Forjaz não falou do cancro para criar uma empatia melada com as pessoas. Ele não queria sentir a pena dos outros, ele não queria a palmadinha nas costas. Então por que razão falou do assunto? Julgo que queria mostrar que a dor pode ser uma lente notável sobre a vida e sobre o tal empreendedorismo; o cancro e a dor permitem ver as coisas com mais clareza. Ou seja, Forjaz não transformou o cancro num fim em si mesmo, mas sim num meio que permite ver os problemas com outra limpidez. Quando começou finalmente a falar de empresas (Portugal como nação gourmet e a produzir produtos para os ricos, a patética falta de entreajuda entre os empresários portugueses, etc., etc.), a substância do seu discurso estava a ser iluminada por uma luz criada pelo cancro. Sim, Forjaz conseguiu o impossível, conseguiu fazer luz a partir da matéria mais escura, transformou o cancro numa espécie de tocha olímpica.

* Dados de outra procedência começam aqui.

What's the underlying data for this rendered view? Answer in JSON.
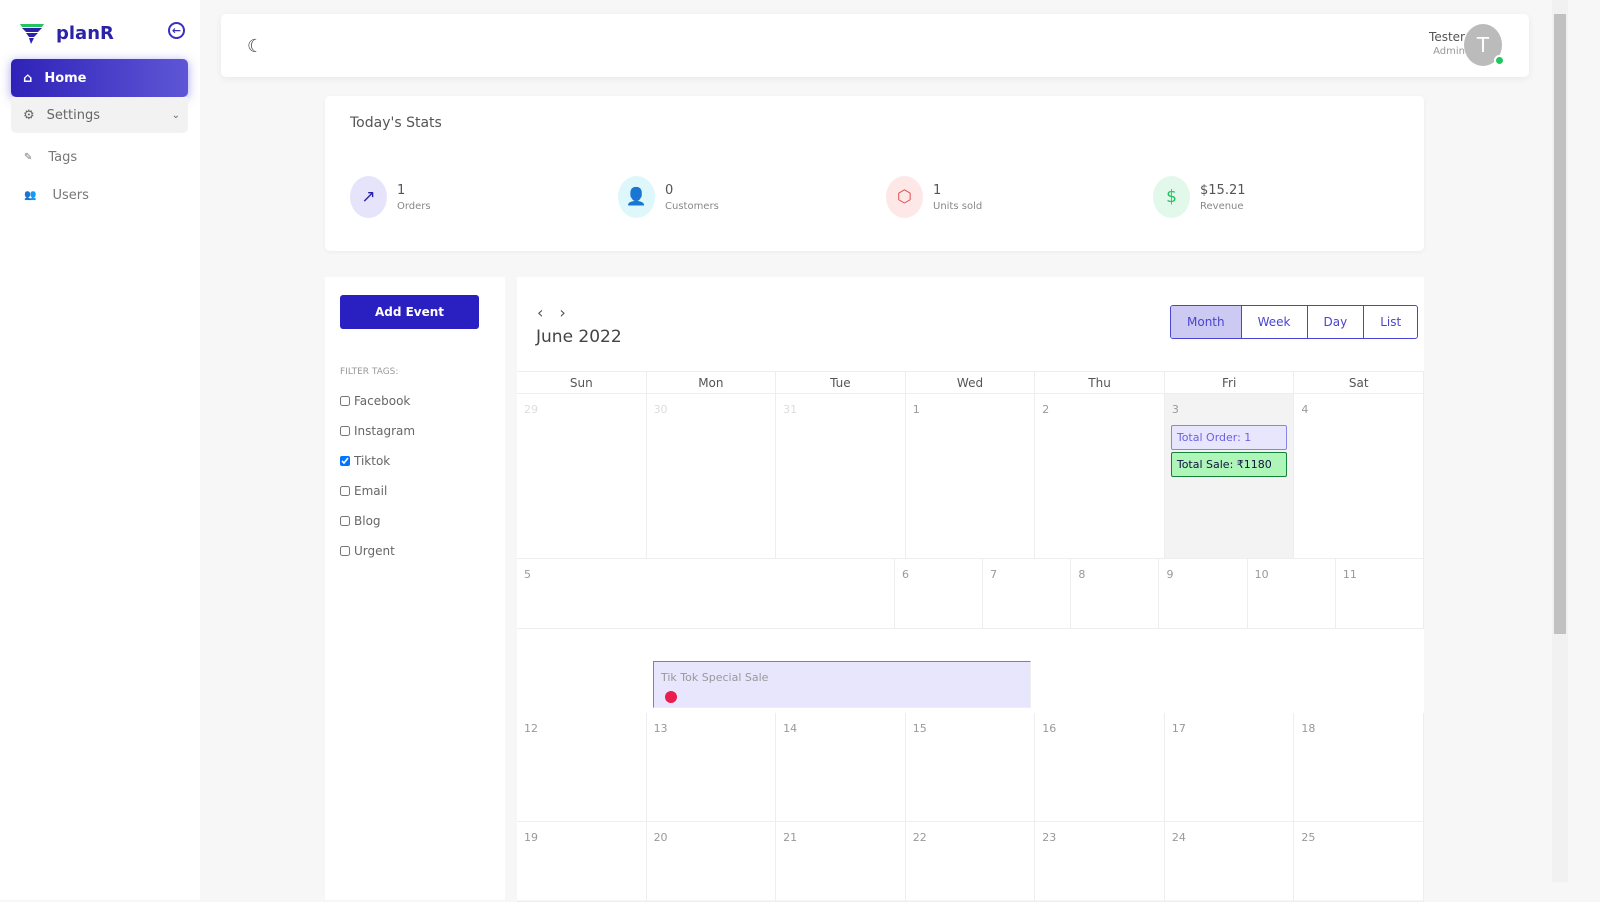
{
  "app": {
    "name": "planR"
  },
  "sidebar": {
    "items": [
      {
        "label": "Home"
      },
      {
        "label": "Settings"
      },
      {
        "label": "Tags"
      },
      {
        "label": "Users"
      }
    ]
  },
  "user": {
    "name": "Tester",
    "role": "Admin",
    "initial": "T"
  },
  "stats": {
    "title": "Today's Stats",
    "items": [
      {
        "value": "1",
        "label": "Orders"
      },
      {
        "value": "0",
        "label": "Customers"
      },
      {
        "value": "1",
        "label": "Units sold"
      },
      {
        "value": "$15.21",
        "label": "Revenue"
      }
    ]
  },
  "events_panel": {
    "add_label": "Add Event",
    "filter_title": "FILTER TAGS:",
    "tags": [
      {
        "label": "Facebook",
        "checked": false
      },
      {
        "label": "Instagram",
        "checked": false
      },
      {
        "label": "Tiktok",
        "checked": true
      },
      {
        "label": "Email",
        "checked": false
      },
      {
        "label": "Blog",
        "checked": false
      },
      {
        "label": "Urgent",
        "checked": false
      }
    ]
  },
  "calendar": {
    "title": "June 2022",
    "views": [
      "Month",
      "Week",
      "Day",
      "List"
    ],
    "active_view": "Month",
    "weekdays": [
      "Sun",
      "Mon",
      "Tue",
      "Wed",
      "Thu",
      "Fri",
      "Sat"
    ],
    "weeks": [
      [
        "29",
        "30",
        "31",
        "1",
        "2",
        "3",
        "4"
      ],
      [
        "5",
        "6",
        "7",
        "8",
        "9",
        "10",
        "11"
      ],
      [
        "12",
        "13",
        "14",
        "15",
        "16",
        "17",
        "18"
      ],
      [
        "19",
        "20",
        "21",
        "22",
        "23",
        "24",
        "25"
      ]
    ],
    "events": {
      "total_order": "Total Order: 1",
      "total_sale": "Total Sale: ₹1180",
      "tiktok_sale": "Tik Tok Special Sale"
    }
  }
}
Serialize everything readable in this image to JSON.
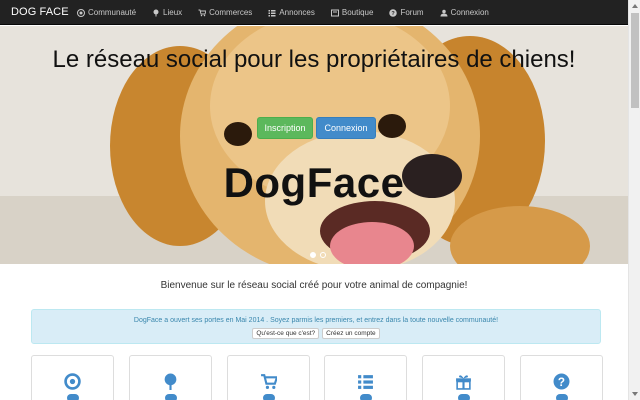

Todos nós usamos as nossas doenças para alcançarmos uma superioridade moral ou emocional sobre os outros. É humano. Gostamos de transformar o nosso sofrimento numa posição elevada que legitima sermões e dedos em riste, e achamos sempre que a doença faz de nós o centro do mundo. Todo o homo sapiens é assim. A sub-espécie tuga é ainda mais. A palestra de Forjaz foi notável, porque apareceu em contramão, porque negou esta tendência natural para a autocomiseração. Nunca irei esquecer a forma como ele evitou o torvelinho xaroposo através de uma tranquilidade esfíngica perante a morte, uma tranquilidade retirada de uma fé absoluta em Deus, uma tranquilidade de quem sabe que esta vida é apenas um ritual de passagem, uma tranquilidade de quem conhece um pormenor: a lição de vida é não dar lições de vida a ninguém.